Toyotas in space! Lunar Cruiser and Baby Lunar Cruiser moon buggies prepare for launch
The full-size Toyota Lunar Cruiser is on target for 2029 launch while a CALTY-designed Baby Lunar Cruiser has also been revealed
Not content on topping the global sales charts here on earth, Toyota’s now looking to the stars with projects focusing on the design and development of off-world rovers. There are two currently being undertaken, the main project focusing on the creation of a manned lunar rover for the Artemis space missions. Toyota’s Californian CALTY design studio is also getting involved with its own ‘baby’ rover, which at this stage is purely a design ideation project.
Officially called ‘Toyota Lunar Exploration Mobility Works Project’, the program was initially announced in 2019 and is being completed in conjunction with the Japanese space agency JAXA and NASA. In late 2022, a further collaboration with Mitsubishi Heavy Industries was also announced, and after three-years of joint research preliminary development is due to start next year. The project has a target launch date of 2029, when it will potentially be used by NASA for its Artemis missions, taking astronauts back to the moon for the first time since the Apollo 17 mission in 1972.
The vehicle itself, colloquially called the ‘Lunar Cruiser’, will be a pressurised rover capable of being operated without the need to wear a space suit. The cabin module would need to withstand far tougher conditions than anywhere on earth, as not only does it need to maintain pressure in the vacuum of the Moon’s almost non-existent atmosphere, but also the need to survive huge temperature changes from 120 degrees in the daytime to minus 130 degrees at night at the moon’s equator.
Temperatures are even more extreme at the poles, where lots of contemporary moon-based research is being conducted due to the possibility of surface or subsurface water ice, critical for future lunar and Mars exploration missions.
With preliminary development due to commence next year, Toyota and its partners have already established proposed dimensions of the six-wheeled craft at 6m long, 5.2m wide and 3.8m tall. This would allow for a proposed cabin volume of around 7m squared, in essence becoming a mobile living space and laboratory for astronauts.

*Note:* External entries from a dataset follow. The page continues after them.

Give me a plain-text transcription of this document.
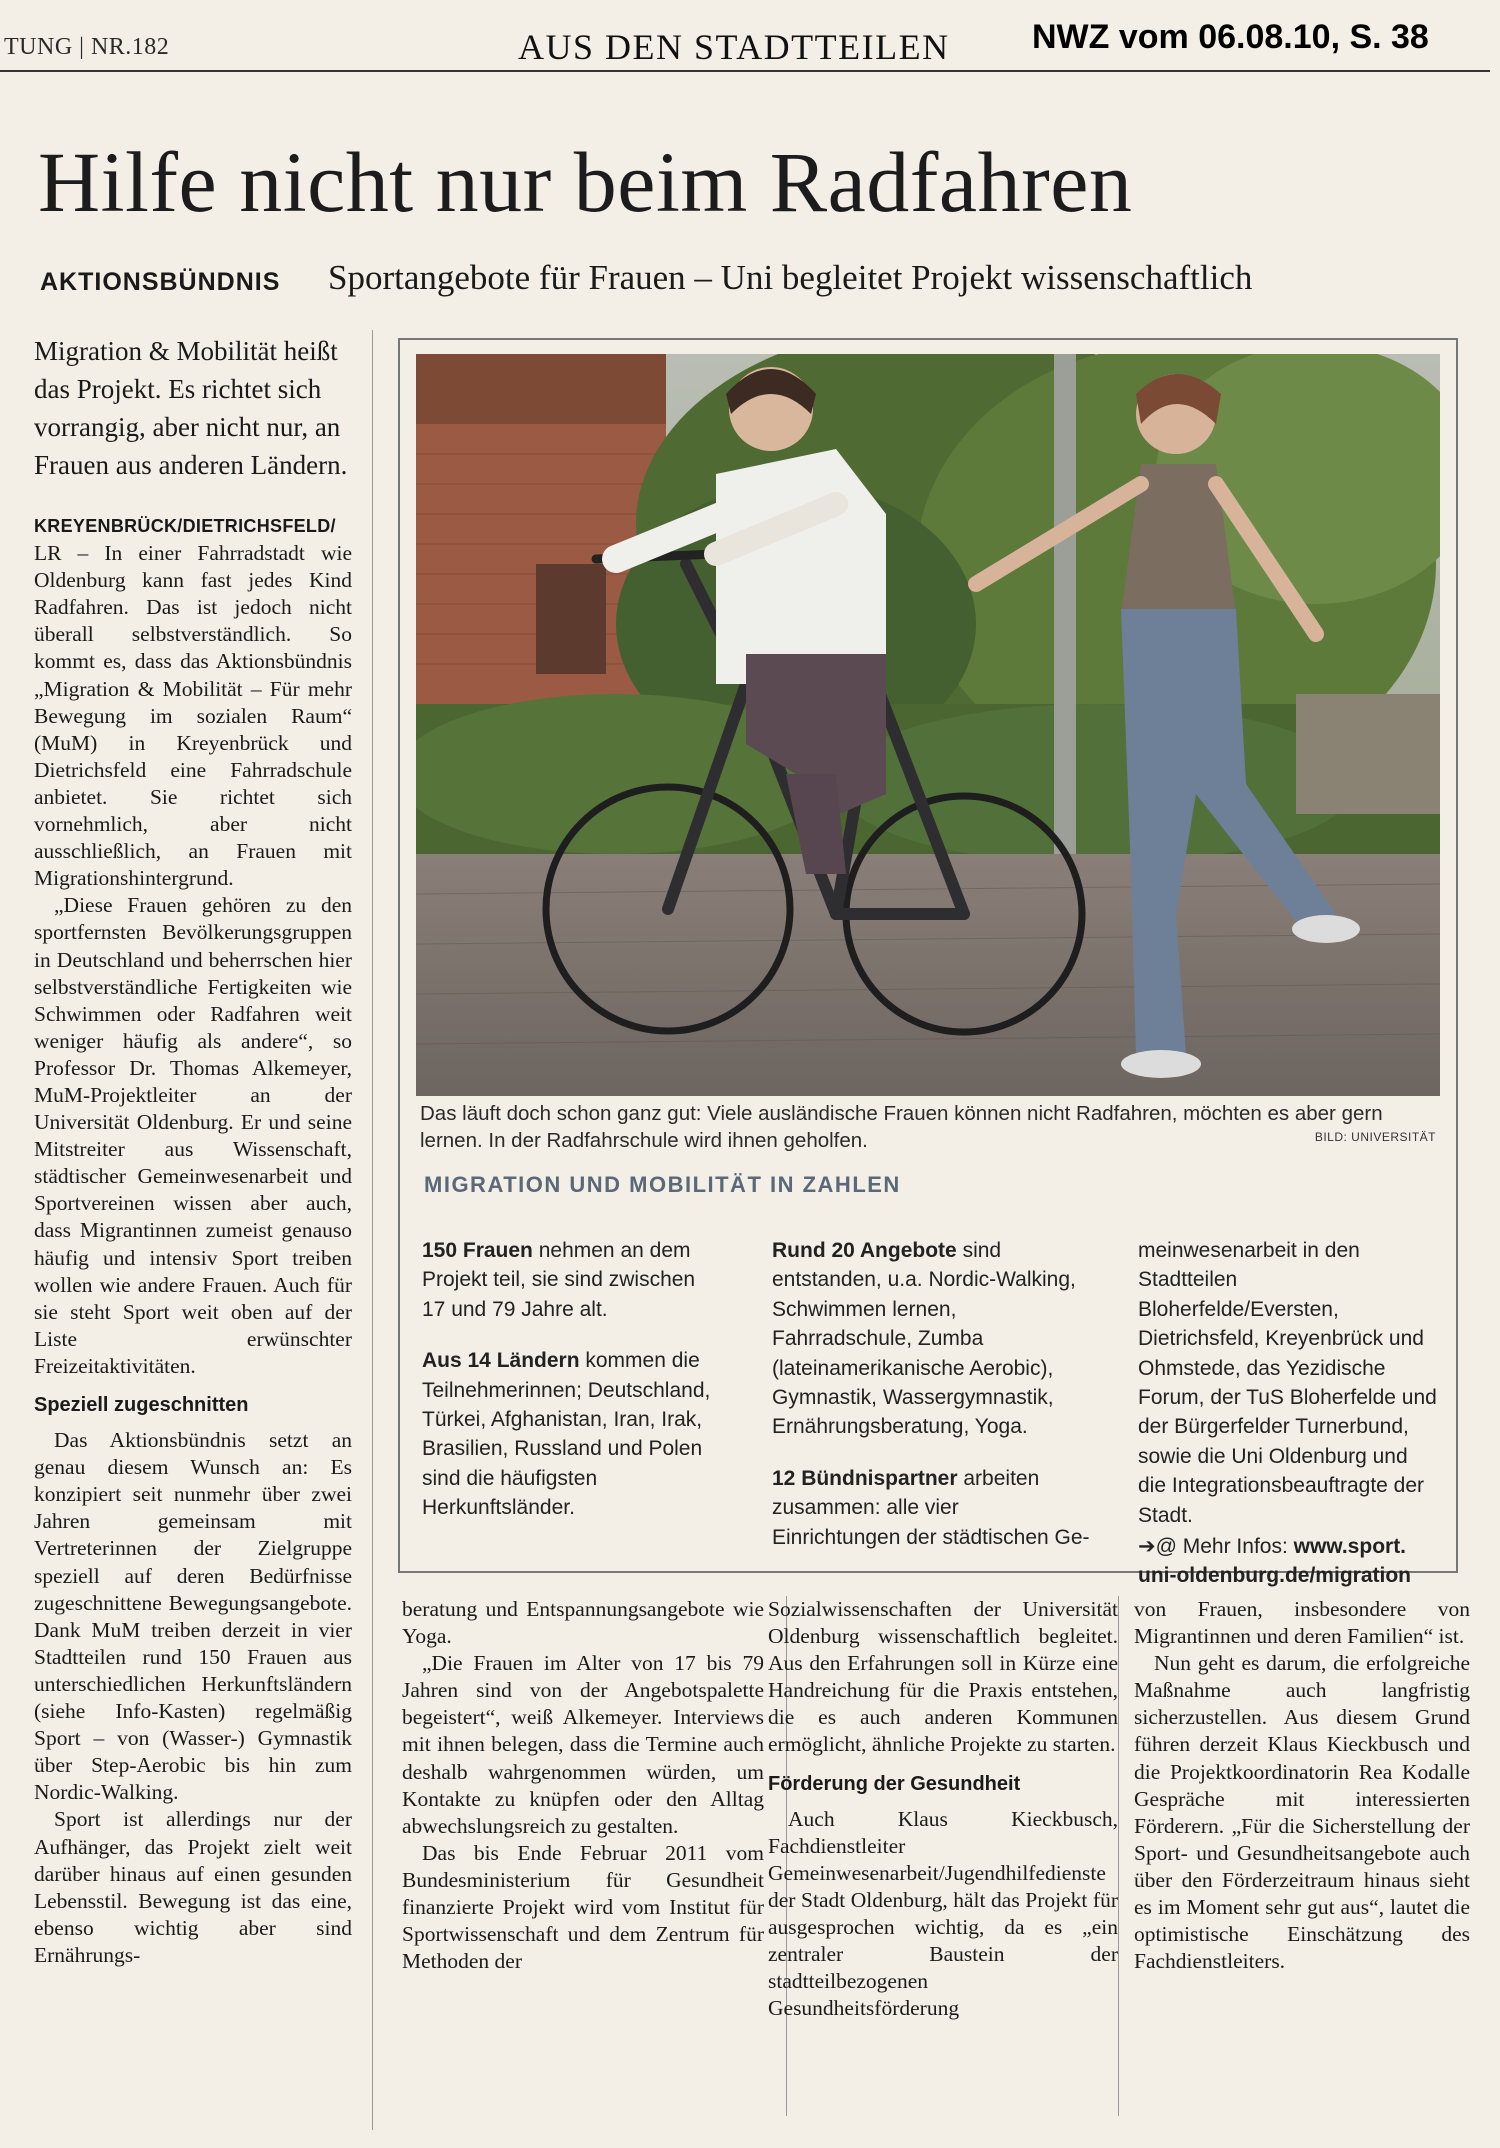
TUNG | NR.182	AUS DEN STADTTEILEN NWZ vom 06.08.10, S. 38
Hilfe nicht nur beim Radfahren
AKTIONSBÜNDNIS Sportangebote für Frauen – Uni begleitet Projekt wissenschaftlich
Migration & Mobilität heißt das Projekt. Es richtet sich vorrangig, aber nicht nur, an Frauen aus anderen Ländern.

KREYENBRÜCK/DIETRICHSFELD/ LR – In einer Fahrradstadt wie Oldenburg kann fast jedes Kind Radfahren. Das ist jedoch nicht überall selbstverständlich. So kommt es, dass das Aktionsbündnis „Migration & Mobilität – Für mehr Bewegung im sozialen Raum“ (MuM) in Kreyenbrück und Dietrichsfeld eine Fahrradschule anbietet. Sie richtet sich vornehmlich, aber nicht ausschließlich, an Frauen mit Migrationshintergrund.

„Diese Frauen gehören zu den sportfernsten Bevölkerungsgruppen in Deutschland und beherrschen hier selbstverständliche Fertigkeiten wie Schwimmen oder Radfahren weit weniger häufig als andere“, so Professor Dr. Thomas Alkemeyer, MuM-Projektleiter an der Universität Oldenburg. Er und seine Mitstreiter aus Wissenschaft, städtischer Gemeinwesenarbeit und Sportvereinen wissen aber auch, dass Migrantinnen zumeist genauso häufig und intensiv Sport treiben wollen wie andere Frauen. Auch für sie steht Sport weit oben auf der Liste erwünschter Freizeitaktivitäten.

Speziell zugeschnitten

Das Aktionsbündnis setzt an genau diesem Wunsch an: Es konzipiert seit nunmehr über zwei Jahren gemeinsam mit Vertreterinnen der Zielgruppe speziell auf deren Bedürfnisse zugeschnittene Bewegungsangebote. Dank MuM treiben derzeit in vier Stadtteilen rund 150 Frauen aus unterschiedlichen Herkunftsländern (siehe Info-Kasten) regelmäßig Sport – von (Wasser-) Gymnastik über Step-Aerobic bis hin zum Nordic-Walking.

Sport ist allerdings nur der Aufhänger, das Projekt zielt weit darüber hinaus auf einen gesunden Lebensstil. Bewegung ist das eine, ebenso wichtig aber sind Ernährungs-

Das läuft doch schon ganz gut: Viele ausländische Frauen können nicht Radfahren, möchten es aber gern lernen. In der Radfahrschule wird ihnen geholfen.	BILD: UNIVERSITÄT
MIGRATION UND MOBILITÄT IN ZAHLEN

150 Frauen nehmen an dem Projekt teil, sie sind zwischen 17 und 79 Jahre alt.

Aus 14 Ländern kommen die Teilnehmerinnen; Deutschland, Türkei, Afghanistan, Iran, Irak, Brasilien, Russland und Polen sind die häufigsten Herkunftsländer.

Rund 20 Angebote sind entstanden, u.a. Nordic-Walking, Schwimmen lernen, Fahrradschule, Zumba (lateinamerikanische Aerobic), Gymnastik, Wassergymnastik, Ernährungsberatung, Yoga.

12 Bündnispartner arbeiten zusammen: alle vier Einrichtungen der städtischen Ge-

meinwesenarbeit in den Stadtteilen Bloherfelde/Eversten, Dietrichsfeld, Kreyenbrück und Ohmstede, das Yezidische Forum, der TuS Bloherfelde und der Bürgerfelder Turnerbund, sowie die Uni Oldenburg und die Integrationsbeauftragte der Stadt.

➔@ Mehr Infos: www.sport.
uni-oldenburg.de/migration

beratung und Entspannungsangebote wie Yoga.

„Die Frauen im Alter von 17 bis 79 Jahren sind von der Angebotspalette begeistert“, weiß Alkemeyer. Interviews mit ihnen belegen, dass die Termine auch deshalb wahrgenommen würden, um Kontakte zu knüpfen oder den Alltag abwechslungsreich zu gestalten.

Das bis Ende Februar 2011 vom Bundesministerium für Gesundheit finanzierte Projekt wird vom Institut für Sportwissenschaft und dem Zentrum für Methoden der

Sozialwissenschaften der Universität Oldenburg wissenschaftlich begleitet. Aus den Erfahrungen soll in Kürze eine Handreichung für die Praxis entstehen, die es auch anderen Kommunen ermöglicht, ähnliche Projekte zu starten.

Förderung der Gesundheit

Auch Klaus Kieckbusch, Fachdienstleiter Gemeinwesenarbeit/Jugendhilfedienste der Stadt Oldenburg, hält das Projekt für ausgesprochen wichtig, da es „ein zentraler Baustein der stadtteilbezogenen Gesundheitsförderung

von Frauen, insbesondere von Migrantinnen und deren Familien“ ist.

Nun geht es darum, die erfolgreiche Maßnahme auch langfristig sicherzustellen. Aus diesem Grund führen derzeit Klaus Kieckbusch und die Projektkoordinatorin Rea Kodalle Gespräche mit interessierten Förderern. „Für die Sicherstellung der Sport- und Gesundheitsangebote auch über den Förderzeitraum hinaus sieht es im Moment sehr gut aus“, lautet die optimistische Einschätzung des Fachdienstleiters.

Fumiya Tsutsui, Director for Space Exploration, JAXA Space Exploration Center (JSEC), Japan Aerospace Exploration Agency (JAXA) explained: “This crewed pressurised rover offers both mobility and habitability, enabling astronauts to move around and explore the moon’s surface for prolonged periods beyond the confines of the landing site. In a sense, it is a spaceship that drives on the moon.”

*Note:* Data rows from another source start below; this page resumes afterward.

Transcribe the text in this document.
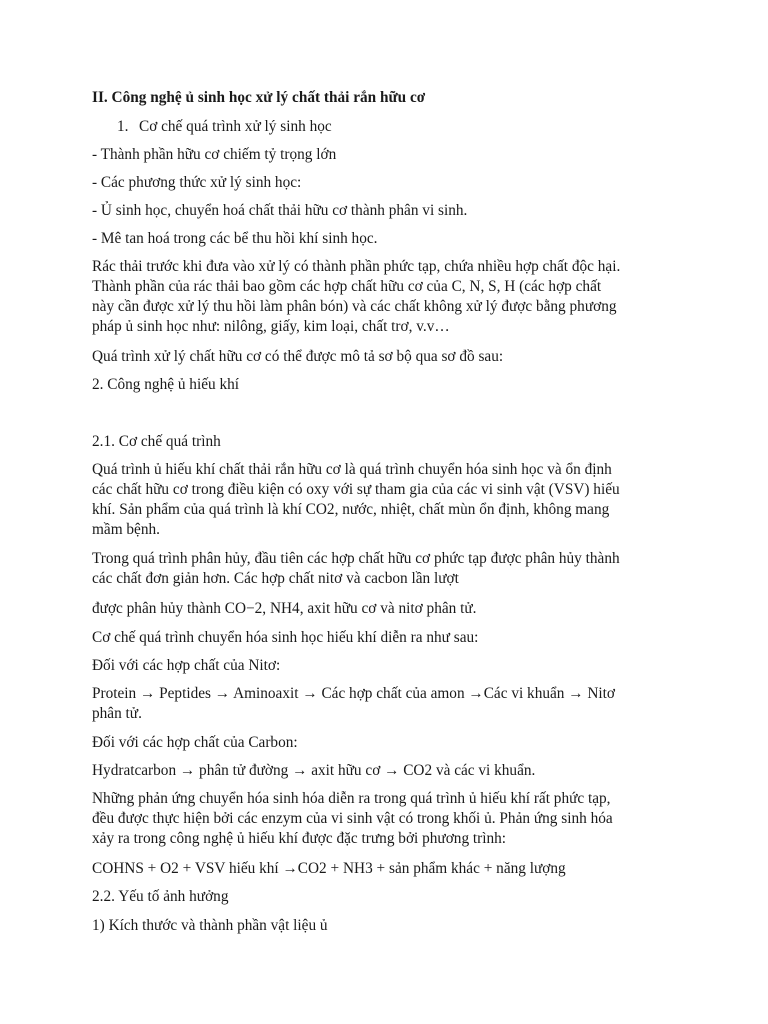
II. Công nghệ ủ sinh học xử lý chất thải rắn hữu cơ

1. Cơ chế quá trình xử lý sinh học

- Thành phần hữu cơ chiếm tỷ trọng lớn

- Các phương thức xử lý sinh học:

- Ủ sinh học, chuyển hoá chất thải hữu cơ thành phân vi sinh.

- Mê tan hoá trong các bể thu hồi khí sinh học.

Rác thải trước khi đưa vào xử lý có thành phần phức tạp, chứa nhiều hợp chất độc hại.
Thành phần của rác thải bao gồm các hợp chất hữu cơ của C, N, S, H (các hợp chất
này cần được xử lý thu hồi làm phân bón) và các chất không xử lý được bằng phương
pháp ủ sinh học như: nilông, giấy, kim loại, chất trơ, v.v…

Quá trình xử lý chất hữu cơ có thể được mô tả sơ bộ qua sơ đồ sau:

2. Công nghệ ủ hiếu khí

2.1. Cơ chế quá trình

Quá trình ủ hiếu khí chất thải rắn hữu cơ là quá trình chuyển hóa sinh học và ổn định
các chất hữu cơ trong điều kiện có oxy với sự tham gia của các vi sinh vật (VSV) hiếu
khí. Sản phẩm của quá trình là khí CO2, nước, nhiệt, chất mùn ổn định, không mang
mầm bệnh.
Trong quá trình phân hủy, đầu tiên các hợp chất hữu cơ phức tạp được phân hủy thành
các chất đơn giản hơn. Các hợp chất nitơ và cacbon lần lượt

được phân hủy thành CO−2, NH4, axit hữu cơ và nitơ phân tử.

Cơ chế quá trình chuyển hóa sinh học hiếu khí diễn ra như sau:

Đối với các hợp chất của Nitơ:

Protein → Peptides → Aminoaxit → Các hợp chất của amon →Các vi khuẩn → Nitơ
phân tử.

Đối với các hợp chất của Carbon:

Hydratcarbon → phân tử đường → axit hữu cơ → CO2 và các vi khuẩn.

Những phản ứng chuyển hóa sinh hóa diễn ra trong quá trình ủ hiếu khí rất phức tạp,
đều được thực hiện bởi các enzym của vi sinh vật có trong khối ủ. Phản ứng sinh hóa
xảy ra trong công nghệ ủ hiếu khí được đặc trưng bởi phương trình:

COHNS + O2 + VSV hiếu khí →CO2 + NH3 + sản phẩm khác + năng lượng

2.2. Yếu tố ảnh hưởng

1) Kích thước và thành phần vật liệu ủ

Development of the Lunar Cruiser will focus on four key technologies including regenerative fuel-cells, off-road driving performance, automated off-road driving capability and user-interface. The most complex of these is the fuel-cell powertrain, as rather than using a battery-electric propulsion system, Toyota will instead use its expertise in hydrogen fuel-cell technology for use in the Lunar Cruiser. Using a process called electrolysis, hydrogen extracted from liquid water (itself created from lunar ice, like that potentially located at the poles) can then be turned into electricity and form a near endless supply of energy for the rover and its occupants.
Ken Yamashita, Project Head of the Lunar Exploration Mobility Works Project, Toyota Motor Corporation said on the relevance to this project for its customers: “In pursuing this project, we want to contribute to Japan by advancing technology and enabling people to grow.
Even before the lunar landing in 2029, we hope to feed the technologies honed through the rover project back into society here on Earth.”
Other space projects from the automotive industry
Toyota CALTY Baby Lunar Cruiser
Alongside the main Toyota Lunar Cruiser project, California’s CALTY design studio has been hard at work designing the Baby Lunar Cruiser (BLC), a project that’s very much just a design concept. Designed in celebration of CALTY’s 50 year anniversary, the studio has been responsible for many of Toyota’s global models, from the original 1978 Celica right through to the modern day Tacoma pick-up.
Hyundai Motor Company has begun its own initial research project in conjunction with major Korean research institutes in the development of off-world rovers, both manned and unmanned. Initial test vehicles are due to be completed in the second half of 2024, and will focus on battery electric technologies and autonomous driving functions.
Nissan has collaborated with JAXA in the development of its electric powertrains using its e-4OURS system as found in the Ariya SUV. Through the use of clever electronics and a system to independently control drive to each wheel, Nissan’s efforts will probably trickle down into its future EV projects, including a potential all-electric reboot of the GT-R.
Audi has completed its own Lunar project with its Lunar Quattro, a small unmanned rover that was designed for the Google Lunar XPRIZE competition. More of a concept at this stage, Audi collaborated with Part-Time Scientists for the project, a group of German engineers.
General Motors has history with moon exploration as its engineers designed the original lunar rover used in the Apollo space program in the early 1970’s. More recently a partnership with Lockheed Martin produced a modern day prototype with the potential to take astronauts to the Moon’s south pole.